What are the forces from within and without that protest collusion with murder? Some institutions (always created by people and made up of people) are inherently and historically destructive to human life, like the military, corporations and a range of financial institutions, and perhaps the UN Security Council, while other institutions have an uneven record or are modifiable.
In today’s world, states must be assessed in terms of the deaths they cause or facilitate inside and outside their borders. Similarly, the humanitarian organizations investigated by Finkelstein necessitate this kind of standard. Amnesty and the UNHRC are cases in point. Astonishingly, Saudi Arabia remains chair of the UNHRC. In 2012 Suzanne Nossel was named chair of AIUSA. On Nossel’s watch, child murder justifier Madeleine Albright gave the keynote address to the AIUSA AGM in 2012. Maximilian Forte, author of Slouching towards Sirte: Nato’s War on Libya and Africa, reported that In her State Department job, Nossel had played a key role drawing up the UN Human Rights Council resolution that ultimately formed the basis for Security Council Resolution 1973 that led to the NATO intervention in Libya. Amnesty had also credited the unfounded reports about Iraq and the incubator babies that was used to justify the devastating 1991 war.
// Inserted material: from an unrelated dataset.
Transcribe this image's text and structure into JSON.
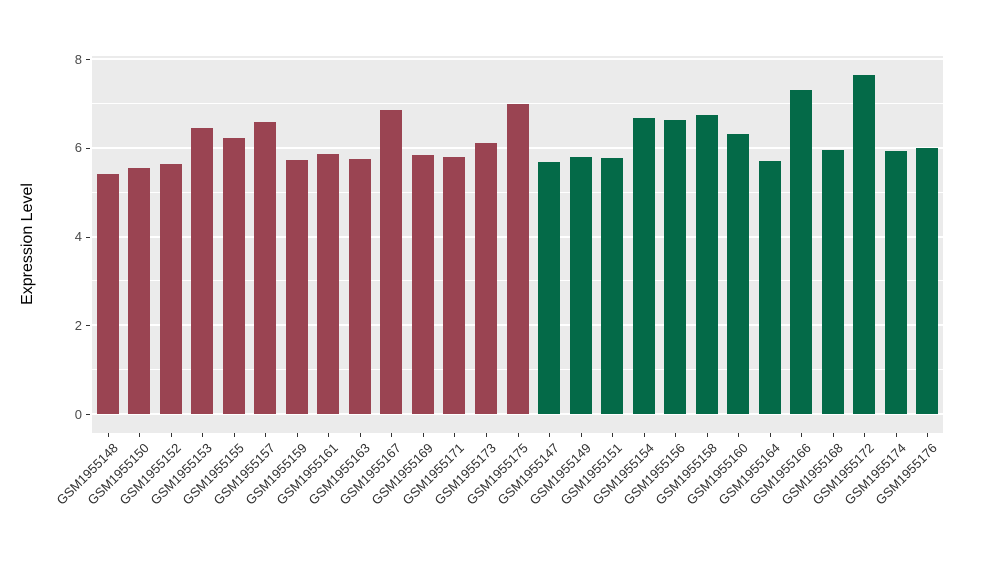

Was there dissent within Amnesty? Have there been retractions or admissions of guilt and of responsibility for complicity in so many deaths? The good work of Amnesty then serves to lend credibility to its disastrous positions.
In this book Finkelstein expresses outrage that Israel is exonerated by prestigious people and institutions, allowing escalation of war crimes and crimes against humanity. Persistent exposure of the little and big lies needs to be part of the struggle if there is really to be a Never Again for all people.